Sexualité et vie chrétienne

Nous devons comme homme et femme revenir au plan créateur de Dieu qui crée l’homme et la femme l’un pour l’autre afin qu’ils se reçoivent comme don de Dieu et que leur amour soit fécond. Plus encore, nous sommes appelés à reprendre l’enseignement unique et irremplaçable de saint Jean-Paul II sur la théologie du corps, sur la place de la sexualité dans le plan créateur de Dieu, sur la mission de la paternité et de la maternité.
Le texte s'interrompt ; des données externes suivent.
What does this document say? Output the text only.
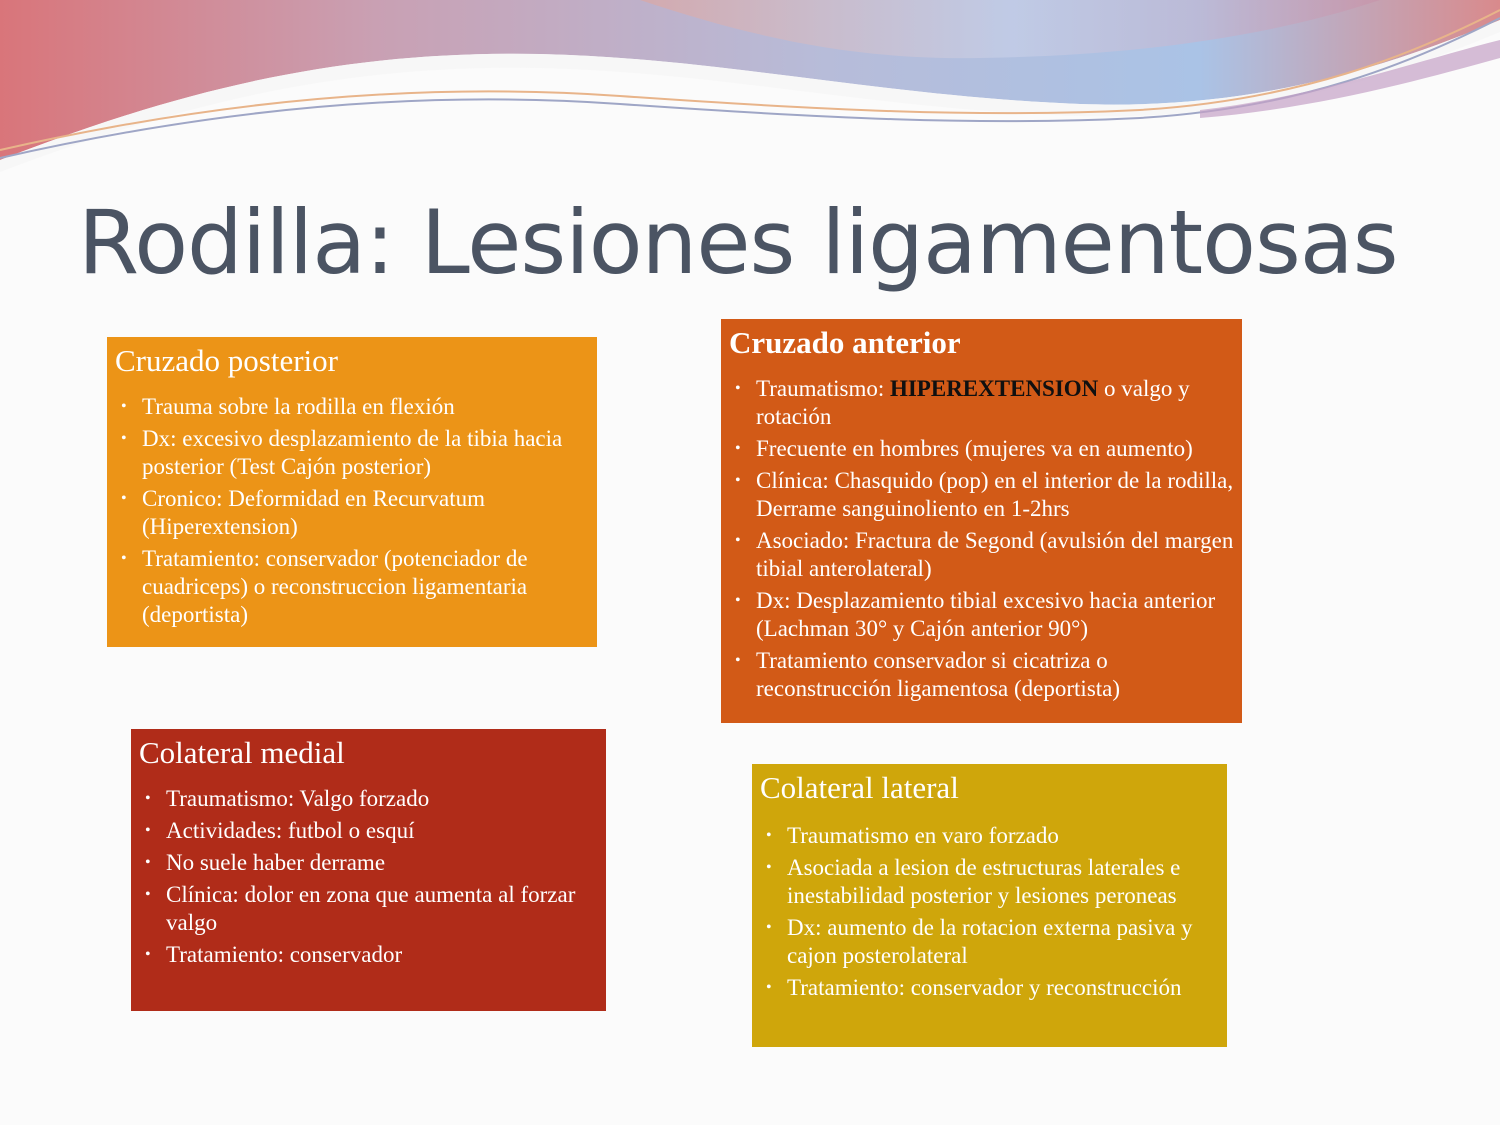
Rodilla: Lesiones ligamentosas
Cruzado posterior
• Trauma sobre la rodilla en flexión
• Dx: excesivo desplazamiento de la tibia hacia posterior (Test Cajón posterior)
• Cronico: Deformidad en Recurvatum (Hiperextension)
• Tratamiento: conservador (potenciador de cuadriceps) o reconstruccion ligamentaria (deportista)
Cruzado anterior
• Traumatismo: HIPEREXTENSION o valgo y rotación
• Frecuente en hombres (mujeres va en aumento)
• Clínica: Chasquido (pop) en el interior de la rodilla, Derrame sanguinoliento en 1-2hrs
• Asociado: Fractura de Segond (avulsión del margen tibial anterolateral)
• Dx: Desplazamiento tibial excesivo hacia anterior (Lachman 30° y Cajón anterior 90°)
• Tratamiento conservador si cicatriza o reconstrucción ligamentosa (deportista)
Colateral medial
• Traumatismo: Valgo forzado
• Actividades: futbol o esquí
• No suele haber derrame
• Clínica: dolor en zona que aumenta al forzar valgo
• Tratamiento: conservador
Colateral lateral
• Traumatismo en varo forzado
• Asociada a lesion de estructuras laterales e inestabilidad posterior y lesiones peroneas
• Dx: aumento de la rotacion externa pasiva y cajon posterolateral
• Tratamiento: conservador y reconstrucción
La sexualité permet l’expression de mon amour pour l’autre, différent de moi, avec qui je construis un projet de vie, une « communion des personnes ». Nous avons aussi à nous rappeler que notre corps n’est pas une « enveloppe » qu’on pourrait traiter comme extérieure à nous. Mon corps n’est ni une « guenille », ni un objet : mon corps c’est moi et ce que je vis par lui touche mon être profond. Ainsi donc je ne peux oublier le caractère sacré de toute personne humaine à commencer par moi-même. En ce mois de novembre, où l’on prie particulièrement pour les défunts, je me redis aussi que le corps est appelé à être transfiguré par la résurrection : « je crois en la résurrection de la chair » dit le Credo. La destinée de notre corps est de ressusciter à la fin des temps comme Jésus le matin de Pâques. Ce corps qui a été vivant deviendra immortel et je vivrai dans la lumière du ressuscité. Cette espérance est fondée sur la Parole de Jésus : « celui qui croit en moi aura la vie éternelle et moi je le ressusciterai au dernier jour » (Jean 6, 40). Durant ce mois, l’hommage que nous rendons aux défunts nous amène à préparer dans notre vie d’aujourd’hui ce jour où notre corps sera semblable à celui du Christ : « alors nous le verrons tel qu’il est » (1Jean 3, 2).